Et tant que vous n’avez pas besoin de contrôler un budget spécifique, isolez-les dans le groupe d’annonces plutôt qu’au niveau de la campagne. Je pense que vous ne devriez vraiment séparer les campagnes que si elles performent réellement de manière complètement différente des autres campagnes. Si c’est, par exemple, marque versus hors marque, si vous devez lui attribuer un budget dédié.
Et si le ciblage est différent, parce que vous ne pouvez pas cibler des emplacements différents dans un groupe d’annonces différent, disons, donc certains paramètres nécessitent l’utilisation de campagnes, mais si vous pouvez l’éviter, faites-le simplement au niveau du groupe d’annonces et laissez Google utiliser cette significativité statistique qui viendra avec la réduction du nombre de campagnes.
Frederick Vallaeys : Oui. Comprenez pourquoi ces structures existent et quelles sont leurs capacités. Et si vous devez les diviser en fonction de l’une de ces capacités spécifiques, alors il est généralement logique de créer une nouvelle campagne. Mais si vous allez avoir plusieurs campagnes avec le même budget, le même ciblage géographique, le même découpage horaire, alors, comme vous le dites, vous ne faites peut-être que vous compliquer la vie plus que nécessaire.
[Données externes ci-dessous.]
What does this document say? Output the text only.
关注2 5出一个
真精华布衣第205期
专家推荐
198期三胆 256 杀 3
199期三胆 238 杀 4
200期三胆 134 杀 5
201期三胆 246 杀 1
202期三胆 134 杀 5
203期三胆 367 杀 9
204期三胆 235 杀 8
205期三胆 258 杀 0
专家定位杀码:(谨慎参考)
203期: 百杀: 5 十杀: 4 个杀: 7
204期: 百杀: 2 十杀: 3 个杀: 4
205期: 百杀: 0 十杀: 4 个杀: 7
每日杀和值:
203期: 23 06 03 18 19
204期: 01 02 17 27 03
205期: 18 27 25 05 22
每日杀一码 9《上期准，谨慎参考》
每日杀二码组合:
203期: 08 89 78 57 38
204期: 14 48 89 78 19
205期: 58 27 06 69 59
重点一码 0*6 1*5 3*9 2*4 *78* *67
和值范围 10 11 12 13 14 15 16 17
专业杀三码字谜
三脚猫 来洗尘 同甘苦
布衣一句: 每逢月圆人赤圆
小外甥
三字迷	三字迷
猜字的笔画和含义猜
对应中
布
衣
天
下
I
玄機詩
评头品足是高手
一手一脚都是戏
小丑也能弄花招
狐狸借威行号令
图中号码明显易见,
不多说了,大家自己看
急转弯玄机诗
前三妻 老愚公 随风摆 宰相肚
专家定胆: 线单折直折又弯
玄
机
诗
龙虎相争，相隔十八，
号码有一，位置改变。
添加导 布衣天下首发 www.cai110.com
Vous allez aussi embrouiller la machine et lui donner moins de données. N’utilisez pas les groupes d’annonces à la place.
Shawn Walker : Oui, et je dirais, pour résumer, si je devais donner trois choses, soyez prêts à avoir un faible volume de conversions, n’est-ce pas ? Et je sais qu’on n’aime pas entendre ça, mais soyez prêts à cela. Construisez ces conversions intermédiaires dès le départ, immédiatement, et commencez avec une structure plus petite.
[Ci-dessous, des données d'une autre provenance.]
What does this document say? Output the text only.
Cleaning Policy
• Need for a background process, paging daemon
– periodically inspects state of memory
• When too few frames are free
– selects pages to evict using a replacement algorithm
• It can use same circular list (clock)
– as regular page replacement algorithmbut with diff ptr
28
S’il y a trois choses à retenir, je dirais que, parmi tout cela, ce sont les trois choses que je donnerais.
Frederick Vallaeys : D’accord. C’est génial. Merci, Shawn. Si les gens veulent vous contacter, vous ou Symphonic, où doivent-ils aller ?
Shawn Walker : Donc symphonicdigital.com. Je sais qu’il devrait y avoir une section À propos où vous avez un petit smiley de moi, et vous pouvez me joindre sur LinkedIn.
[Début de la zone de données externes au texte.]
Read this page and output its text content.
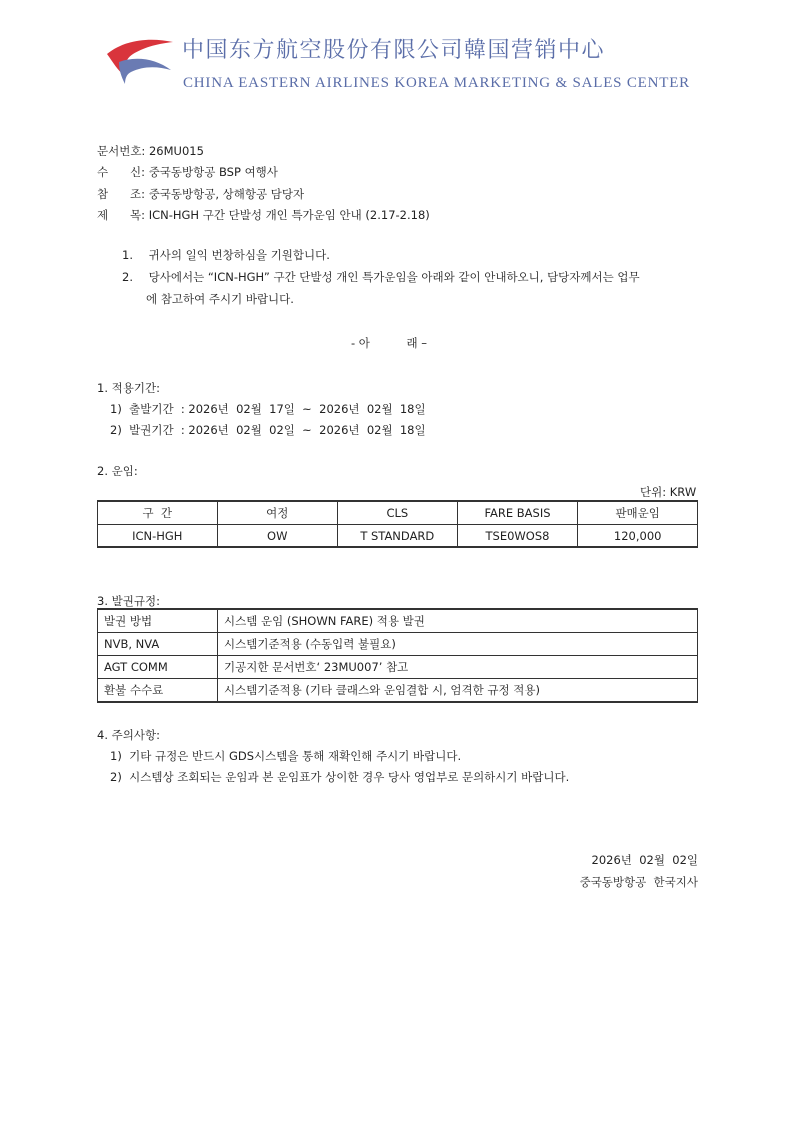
中国东方航空股份有限公司韓国营销中心
CHINA EASTERN AIRLINES KOREA MARKETING & SALES CENTER
문서번호: 26MU015
수      신: 중국동방항공 BSP 여행사
참      조: 중국동방항공, 상해항공 담당자
제      목: ICN-HGH 구간 단발성 개인 특가운임 안내 (2.17-2.18)
1. 귀사의 일익 번창하심을 기원합니다.
2. 당사에서는 “ICN-HGH” 구간 단발성 개인 특가운임을 아래와 같이 안내하오니, 담당자께서는 업무
에 참고하여 주시기 바랍니다.
- 아          래 –
1. 적용기간:
1)  출발기간  : 2026년  02월  17일  ~  2026년  02월  18일
2)  발권기간  : 2026년  02월  02일  ~  2026년  02월  18일
2. 운임:
단위: KRW
구  간	여정	CLS	FARE BASIS	판매운임
ICN-HGH	OW	T STANDARD	TSE0WOS8	120,000
3. 발권규정:
발권 방법	시스템 운임 (SHOWN FARE) 적용 발권
NVB, NVA	시스템기준적용 (수동입력 불필요)
AGT COMM	기공지한 문서번호‘ 23MU007’ 참고
환불 수수료	시스템기준적용 (기타 클래스와 운임결합 시, 엄격한 규정 적용)
4. 주의사항:
1)  기타 규정은 반드시 GDS시스템을 통해 재확인해 주시기 바랍니다.
2)  시스템상 조회되는 운임과 본 운임표가 상이한 경우 당사 영업부로 문의하시기 바랍니다.
2026년  02월  02일
중국동방항공  한국지사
Ou je ne sais pas si je peux vous donner un lien.
Frederick Vallaeys : Nous mettrons tous les liens dans les notes de l’émission, mais contactez Symphonic Digital. Shawn est aussi, comme tout le monde, sur LinkedIn — un bon endroit pour le joindre. Si vous avez apprécié cet épisode et que vous voulez en voir d’autres, abonnez-vous et laissez-nous aussi un avis.
Et nous reviendrons bientôt avec le prochain épisode de PPC town hall. Shawn, merci beaucoup d’avoir participé, et merci à tous d’avoir écouté et regardé.